I paddled out at Boneyards, the tip of the point. The water was a frigid fifty-eight degrees. After duckdiving a fleet of waves that induced spasms of ice cream headache, I maneuvered into position. The sky was the same shade of grey as the water, making it hard to distinguish bumps. To my left were swarms of surfers; to my right, no one.
A set marched in. I bolted for the horizon. The first wave crested, and as I pierced through the back, needles of icy offshore spray rained down on my head. The second wave stood up perfectly. I stroked, angled, popped to my feet.
The silvery face stretched out for a mile, a racecourse of steep, dimpled, twelve-foot wall. I dropped to the bottom, turned, and held my line. The curtain heaved over my shoulder and suddenly, effortlessly, I was standing in a gleaming tube.

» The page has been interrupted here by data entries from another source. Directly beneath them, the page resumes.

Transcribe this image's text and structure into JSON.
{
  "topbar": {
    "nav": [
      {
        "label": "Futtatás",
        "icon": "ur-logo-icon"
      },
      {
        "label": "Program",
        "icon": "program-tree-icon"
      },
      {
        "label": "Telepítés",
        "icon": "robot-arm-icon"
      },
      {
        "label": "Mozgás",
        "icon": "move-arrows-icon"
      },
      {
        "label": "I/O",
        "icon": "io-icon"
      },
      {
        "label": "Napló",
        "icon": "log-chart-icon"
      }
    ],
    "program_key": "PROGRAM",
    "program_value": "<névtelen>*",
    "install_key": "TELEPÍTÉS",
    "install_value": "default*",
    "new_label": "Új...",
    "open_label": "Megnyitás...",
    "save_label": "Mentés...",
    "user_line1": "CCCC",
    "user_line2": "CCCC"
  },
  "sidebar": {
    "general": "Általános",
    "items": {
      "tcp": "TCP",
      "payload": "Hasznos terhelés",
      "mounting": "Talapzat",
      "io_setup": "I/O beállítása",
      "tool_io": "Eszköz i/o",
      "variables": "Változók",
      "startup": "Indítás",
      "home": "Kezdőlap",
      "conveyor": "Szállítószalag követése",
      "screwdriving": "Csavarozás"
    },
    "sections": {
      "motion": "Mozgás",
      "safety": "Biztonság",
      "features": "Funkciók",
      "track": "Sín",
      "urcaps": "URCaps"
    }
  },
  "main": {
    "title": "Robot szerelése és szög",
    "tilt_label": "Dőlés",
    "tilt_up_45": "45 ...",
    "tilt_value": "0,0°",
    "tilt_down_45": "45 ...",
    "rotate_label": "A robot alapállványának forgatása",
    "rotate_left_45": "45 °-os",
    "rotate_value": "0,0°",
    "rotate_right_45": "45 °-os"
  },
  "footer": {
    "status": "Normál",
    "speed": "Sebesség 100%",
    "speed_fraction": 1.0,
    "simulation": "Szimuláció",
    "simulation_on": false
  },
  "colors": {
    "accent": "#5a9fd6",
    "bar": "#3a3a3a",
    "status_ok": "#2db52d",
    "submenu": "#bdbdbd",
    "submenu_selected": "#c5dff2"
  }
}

It roared the way a shell held to your ear does. Out of the almond shaped hole, I watched surfers stroke over the top.
I came out, dropped to the bottom, and again, pulled into a high tube. Swirling water whooshed past. Cool air blustered up from the crashing lip. As the tapering swell rounded Supertubes, it yawned and released me. Out of the corner of my eye I glimpsed Marty Thomas, Chuy Reyna, Barton Lynch, Vetea David, Octavio Bueno—a veritable UN of pros—all hooting.
I scaled to the crest, arced tenderly, and barreled to the bottom, my 6’7” Rusty swallowtail chattering against the surface chop. The wave steepened. The lip pitched. Again, I pulled in tight and held my line. In that perfect little cocoon of spinning Indian Ocean, I watched the curtain zipper past, falling in sheets of spidery glass. My exit shrunk. The mirror-like face turned frothy, ribbed. In a kind of cartoon of childbirth, the tail of my board lifted and shot me forward. My face slapped the hard water; the turbulence wrestled me down. I felt ecstatic. If it were possible to laugh underwater I would have.